Syllabus
Probabilistic Models of
Human and Machine Intelligence
CSCI
7222
Fall 2013
Tu,
Th 14:00-15:15
ECCR 151
Instructor
Professor
Michael
Mozer
Department of Computer Science
Engineering Center Office Tower 741
(303) 492-4103
Office Hours: Tu 15:30-16:30, Th 13:00-13:45
Course Objectives
A new
paradigm has emerged in cognitive science and artificial intelligence
which views the mind as a computer extraordinarily tuned to the
statistics of the environment in which it operates, and views learning
and adaptation in terms of changes to these statistics over time. The
goal of the course is
to understand
the latest advances in theory in cognitive science and artificial
intelligence that take a statistical and probabilistic perspective.

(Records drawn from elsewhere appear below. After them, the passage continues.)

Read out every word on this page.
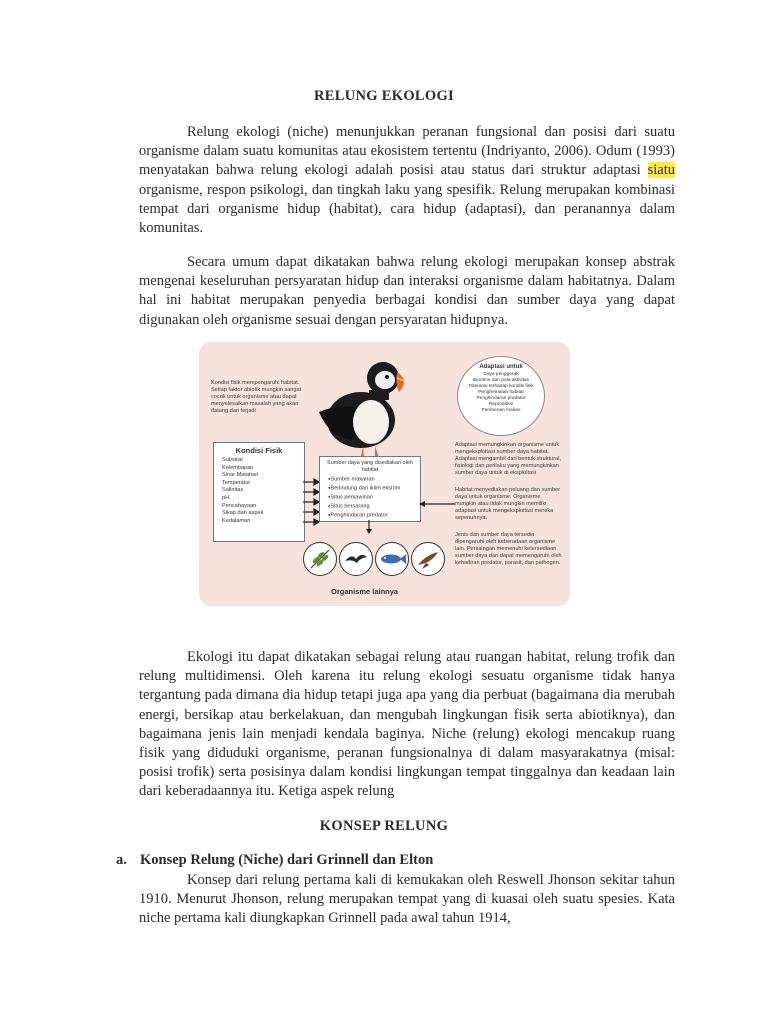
RELUNG EKOLOGI

Relung ekologi (niche) menunjukkan peranan fungsional dan posisi dari suatu organisme dalam suatu komunitas atau ekosistem tertentu (Indriyanto, 2006). Odum (1993) menyatakan bahwa relung ekologi adalah posisi atau status dari struktur adaptasi siatu organisme, respon psikologi, dan tingkah laku yang spesifik. Relung merupakan kombinasi tempat dari organisme hidup (habitat), cara hidup (adaptasi), dan peranannya dalam komunitas.

Secara umum dapat dikatakan bahwa relung ekologi merupakan konsep abstrak mengenai keseluruhan persyaratan hidup dan interaksi organisme dalam habitatnya. Dalam hal ini habitat merupakan penyedia berbagai kondisi dan sumber daya yang dapat digunakan oleh organisme sesuai dengan persyaratan hidupnya.

Kondisi fisik mempengaruhi habitat. Setiap faktor abiotik mungkin sangat cocok untuk organisme atau dapat menyelesaikan masalah yang akan datang dan terjadi

Kondisi Fisik
Substrat
Kelembapan
Sinar Matahari
Temperatur
Salinitas
pH
Pencahayaan
Sikap dan aspek
Kedalaman
Sumber daya yang disediakan oleh habitat
● Sumber makanan
● Berlindung dari iklim ekstrim
● Situs perkawinan
● Situs bersarang
● Penghindaran predator
Adaptasi untuk
Daya penggerak
Bioritme dan pola aktivitas
Toleransi terhadap kondisi fisik
Penghematan habitat
Penghindaran predator
Reproduksi
Pemberian makan

Adaptasi memungkinkan organisme untuk mengeksploitasi sumber daya habitat. Adaptasi mengambil dari bentuk struktural, fisiologi dan perilaku yang memungkinkan sumber daya untuk di eksploitasi

Habitat menyediakan peluang dan sumber daya untuk organisme. Organisme mungkin atau tidak mungkin memiliki adaptasi untuk mengeksploitasi mereka sepenuhnya.

Jenis dan sumber daya tersedia dipengaruhi oleh keberadaan organisme lain. Persaingan memenuhi ketersediaan sumber daya dan dapat memengaruhi oleh kehadiran predator, parasit, dan pathogen.

Organisme lainnya

Ekologi itu dapat dikatakan sebagai relung atau ruangan habitat, relung trofik dan relung multidimensi. Oleh karena itu relung ekologi sesuatu organisme tidak hanya tergantung pada dimana dia hidup tetapi juga apa yang dia perbuat (bagaimana dia merubah energi, bersikap atau berkelakuan, dan mengubah lingkungan fisik serta abiotiknya), dan bagaimana jenis lain menjadi kendala baginya. Niche (relung) ekologi mencakup ruang fisik yang diduduki organisme, peranan fungsionalnya di dalam masyarakatnya (misal: posisi trofik) serta posisinya dalam kondisi lingkungan tempat tinggalnya dan keadaan lain dari keberadaannya itu. Ketiga aspek relung

KONSEP RELUNG

a. Konsep Relung (Niche) dari Grinnell dan Elton

Konsep dari relung pertama kali di kemukakan oleh Reswell Jhonson sekitar tahun 1910. Menurut Jhonson, relung merupakan tempat yang di kuasai oleh suatu spesies. Kata niche pertama kali diungkapkan Grinnell pada awal tahun 1914,
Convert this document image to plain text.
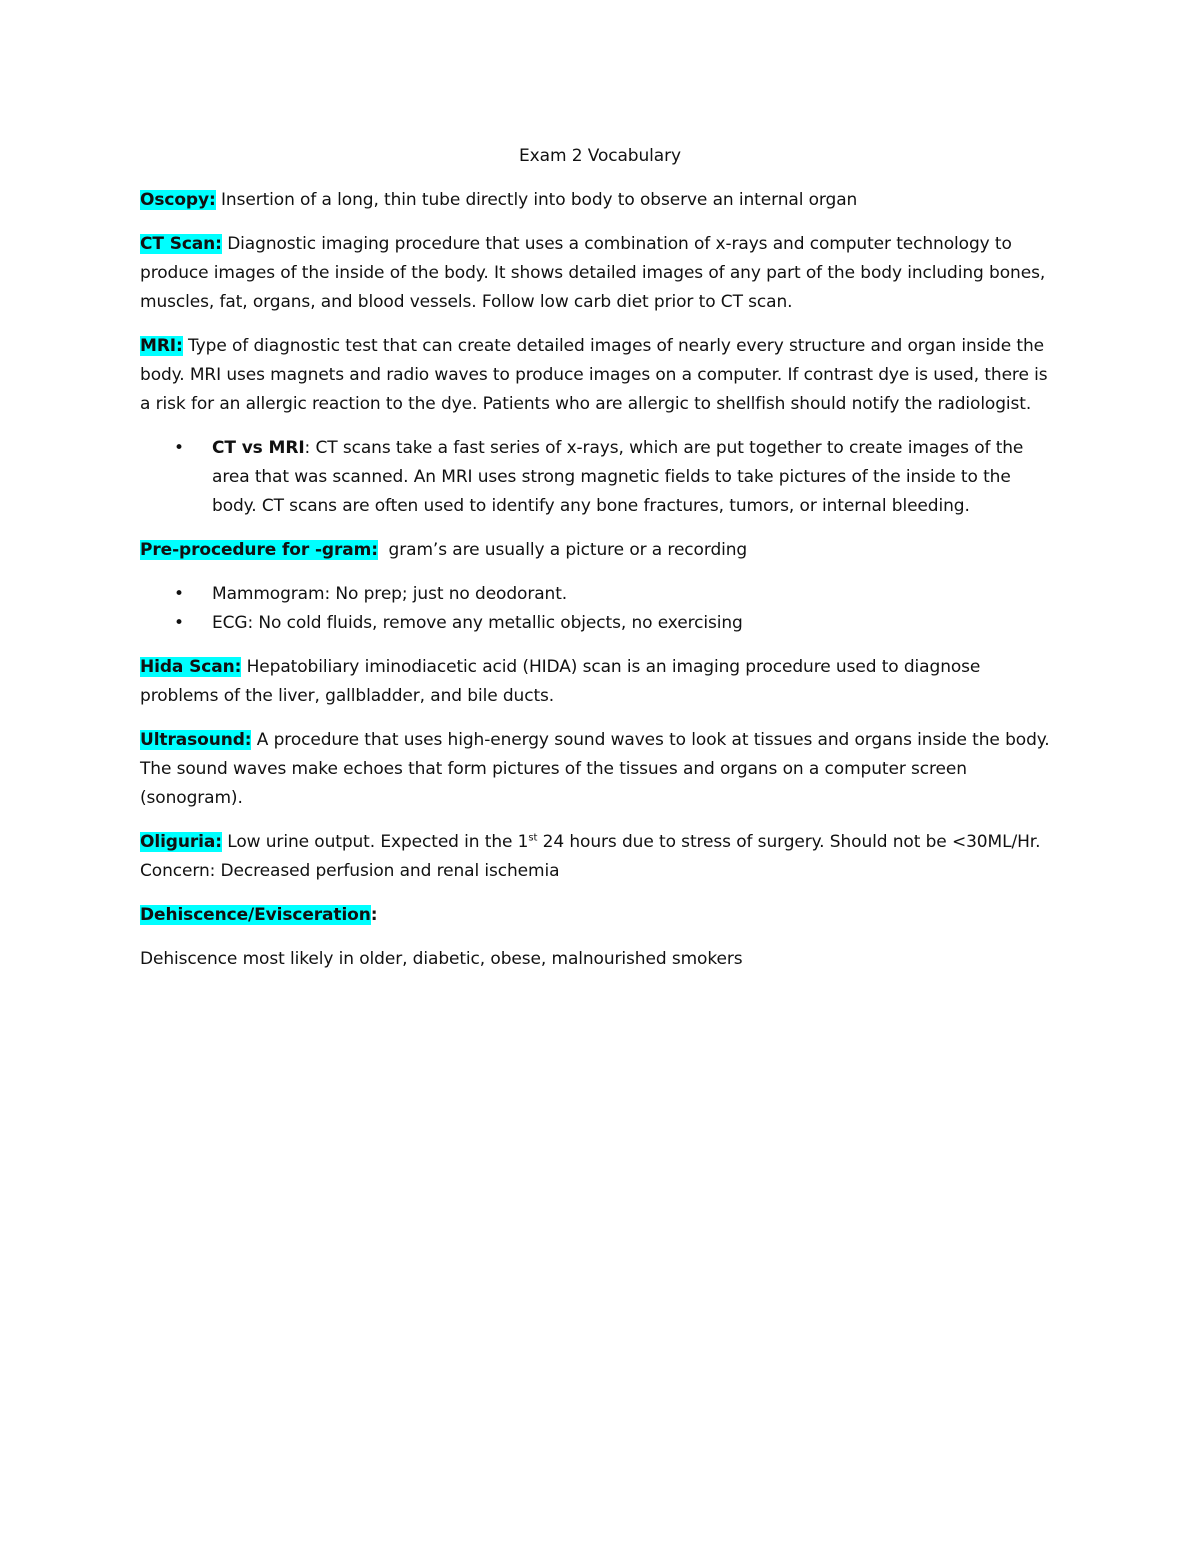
Exam 2 Vocabulary
Oscopy: Insertion of a long, thin tube directly into body to observe an internal organ
CT Scan: Diagnostic imaging procedure that uses a combination of x-rays and computer technology to produce images of the inside of the body. It shows detailed images of any part of the body including bones, muscles, fat, organs, and blood vessels. Follow low carb diet prior to CT scan.
MRI: Type of diagnostic test that can create detailed images of nearly every structure and organ inside the body. MRI uses magnets and radio waves to produce images on a computer. If contrast dye is used, there is a risk for an allergic reaction to the dye. Patients who are allergic to shellfish should notify the radiologist.
• CT vs MRI: CT scans take a fast series of x-rays, which are put together to create images of the area that was scanned. An MRI uses strong magnetic fields to take pictures of the inside to the body. CT scans are often used to identify any bone fractures, tumors, or internal bleeding.
Pre-procedure for -gram:  gram’s are usually a picture or a recording
• Mammogram: No prep; just no deodorant.
• ECG: No cold fluids, remove any metallic objects, no exercising
Hida Scan: Hepatobiliary iminodiacetic acid (HIDA) scan is an imaging procedure used to diagnose problems of the liver, gallbladder, and bile ducts.
Ultrasound: A procedure that uses high-energy sound waves to look at tissues and organs inside the body. The sound waves make echoes that form pictures of the tissues and organs on a computer screen (sonogram).
Oliguria: Low urine output. Expected in the 1st 24 hours due to stress of surgery. Should not be <30ML/Hr. Concern: Decreased perfusion and renal ischemia
Dehiscence/Evisceration:
Dehiscence most likely in older, diabetic, obese, malnourished smokers
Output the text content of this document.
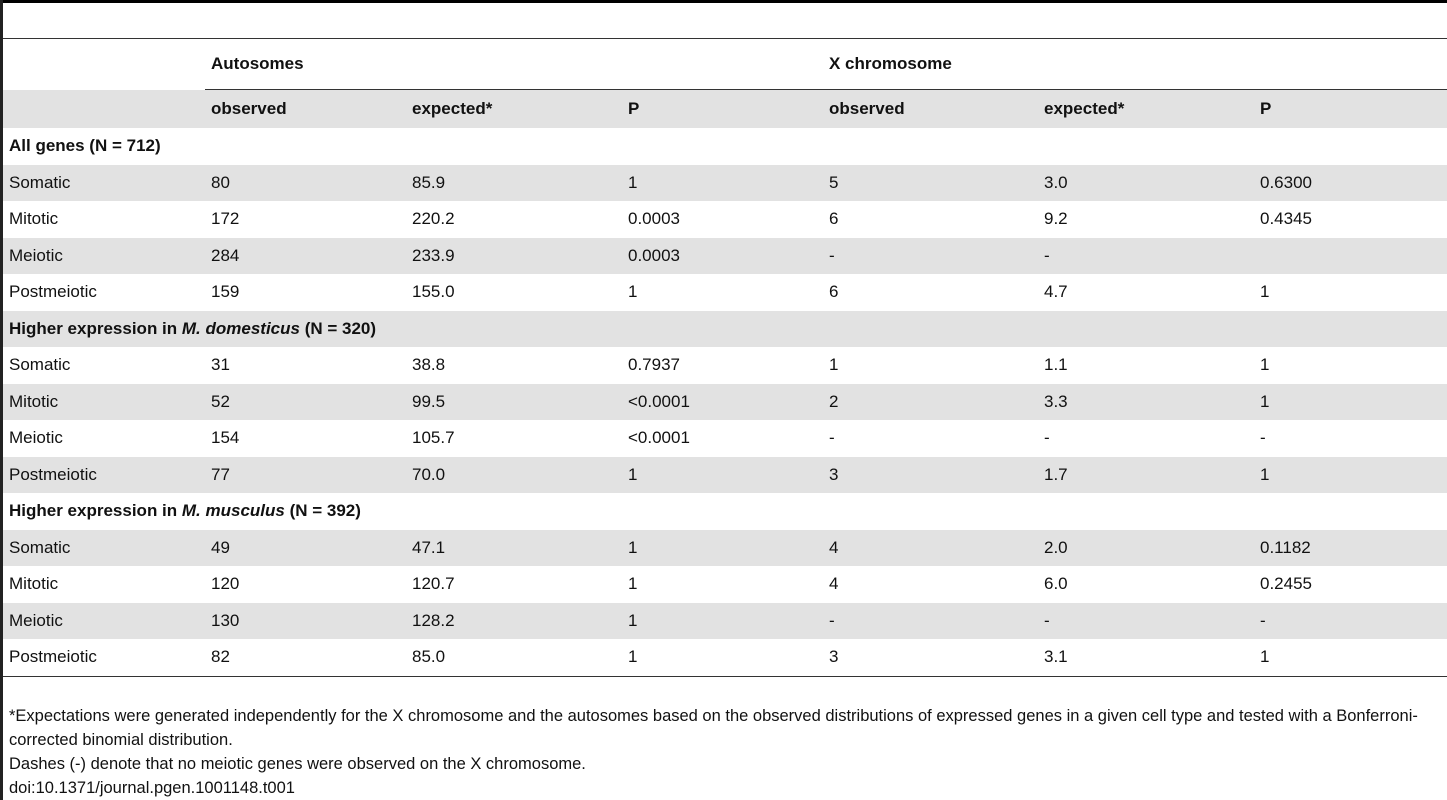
	Autosomes			X chromosome		
	observed	expected*	P	observed	expected*	P
All genes (N = 712)						
Somatic	80	85.9	1	5	3.0	0.6300
Mitotic	172	220.2	0.0003	6	9.2	0.4345
Meiotic	284	233.9	0.0003	-	-	
Postmeiotic	159	155.0	1	6	4.7	1
Higher expression in M. domesticus (N = 320)						
Somatic	31	38.8	0.7937	1	1.1	1
Mitotic	52	99.5	<0.0001	2	3.3	1
Meiotic	154	105.7	<0.0001	-	-	-
Postmeiotic	77	70.0	1	3	1.7	1
Higher expression in M. musculus (N = 392)						
Somatic	49	47.1	1	4	2.0	0.1182
Mitotic	120	120.7	1	4	6.0	0.2455
Meiotic	130	128.2	1	-	-	-
Postmeiotic	82	85.0	1	3	3.1	1

*Expectations were generated independently for the X chromosome and the autosomes based on the observed distributions of expressed genes in a given cell type and tested with a Bonferroni-corrected binomial distribution.

Dashes (-) denote that no meiotic genes were observed on the X chromosome.

doi:10.1371/journal.pgen.1001148.t001
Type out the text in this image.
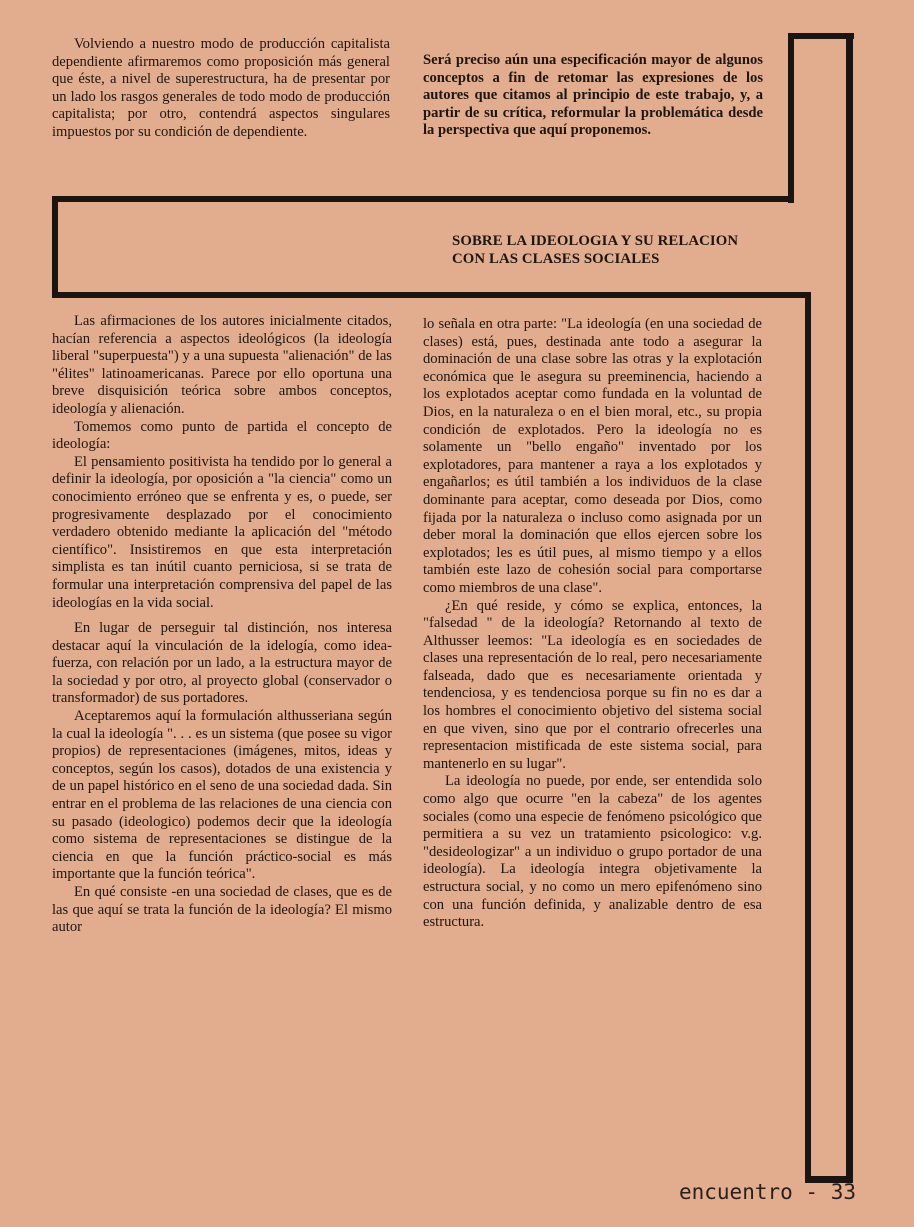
Volviendo a nuestro modo de producción capitalista dependiente afirmaremos como proposición más general que éste, a nivel de superestructura, ha de presentar por un lado los rasgos generales de todo modo de producción capitalista; por otro, contendrá aspectos singulares impuestos por su condición de dependiente.

Será preciso aún una especificación mayor de algunos conceptos a fin de retomar las expresiones de los autores que citamos al principio de este trabajo, y, a partir de su crítica, reformular la problemática desde la perspectiva que aquí proponemos.

SOBRE LA IDEOLOGIA Y SU RELACION
CON LAS CLASES SOCIALES

Las afirmaciones de los autores inicialmente citados, hacían referencia a aspectos ideológicos (la ideología liberal "superpuesta") y a una supuesta "alienación" de las "élites" latinoamericanas. Parece por ello oportuna una breve disquisición teórica sobre ambos conceptos, ideología y alienación.

Tomemos como punto de partida el concepto de ideología:

El pensamiento positivista ha tendido por lo general a definir la ideología, por oposición a "la ciencia" como un conocimiento erróneo que se enfrenta y es, o puede, ser progresivamente desplazado por el conocimiento verdadero obtenido mediante la aplicación del "método científico". Insistiremos en que esta interpretación simplista es tan inútil cuanto perniciosa, si se trata de formular una interpretación comprensiva del papel de las ideologías en la vida social.

En lugar de perseguir tal distinción, nos interesa destacar aquí la vinculación de la idelogía, como idea-fuerza, con relación por un lado, a la estructura mayor de la sociedad y por otro, al proyecto global (conservador o transformador) de sus portadores.

Aceptaremos aquí la formulación althusseriana según la cual la ideología ". . . es un sistema (que posee su vigor propios) de representaciones (imágenes, mitos, ideas y conceptos, según los casos), dotados de una existencia y de un papel histórico en el seno de una sociedad dada. Sin entrar en el problema de las relaciones de una ciencia con su pasado (ideologico) podemos decir que la ideología como sistema de representaciones se distingue de la ciencia en que la función práctico-social es más importante que la función teórica".

En qué consiste -en una sociedad de clases, que es de las que aquí se trata la función de la ideología? El mismo autor

lo señala en otra parte: "La ideología (en una sociedad de clases) está, pues, destinada ante todo a asegurar la dominación de una clase sobre las otras y la explotación económica que le asegura su preeminencia, haciendo a los explotados aceptar como fundada en la voluntad de Dios, en la naturaleza o en el bien moral, etc., su propia condición de explotados. Pero la ideología no es solamente un "bello engaño" inventado por los explotadores, para mantener a raya a los explotados y engañarlos; es útil también a los individuos de la clase dominante para aceptar, como deseada por Dios, como fijada por la naturaleza o incluso como asignada por un deber moral la dominación que ellos ejercen sobre los explotados; les es útil pues, al mismo tiempo y a ellos también este lazo de cohesión social para comportarse como miembros de una clase".

¿En qué reside, y cómo se explica, entonces, la "falsedad " de la ideología? Retornando al texto de Althusser leemos: "La ideología es en sociedades de clases una representación de lo real, pero necesariamente falseada, dado que es necesariamente orientada y tendenciosa, y es tendenciosa porque su fin no es dar a los hombres el conocimiento objetivo del sistema social en que viven, sino que por el contrario ofrecerles una representacion mistificada de este sistema social, para mantenerlo en su lugar".

La ideología no puede, por ende, ser entendida solo como algo que ocurre "en la cabeza" de los agentes sociales (como una especie de fenómeno psicológico que permitiera a su vez un tratamiento psicologico: v.g. "desideologizar" a un individuo o grupo portador de una ideología). La ideología integra objetivamente la estructura social, y no como un mero epifenómeno sino con una función definida, y analizable dentro de esa estructura.

encuentro - 33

One virtue of probabilistic models is that they
straddle
the gap between cognitive science, artificial intelligence, and machine
learning. The same
methodology
is useful for both understanding
the brain and building intelligent
computer systems. Indeed, for much of the research we'll
discuss,
the models contribute both to machine learning and to cognitive
science. Whether your primary interest is in engineering
applications of machine learning or in cognitive modeling, you'll see
that there's a lot of itnerplay between the two fields.
The course participants are likely to
be a
diverse group of students, some with primarily an
engineering/CS focus and others primarily interested in cognitive
modeling (building computer simulation and mathematical models to
explain human perception, thought, and learning).
Prerequisites
The
course is open to any
students who
have some background in cognitive science or artificial intelligence
and who have taken an introductory probability/statistics course.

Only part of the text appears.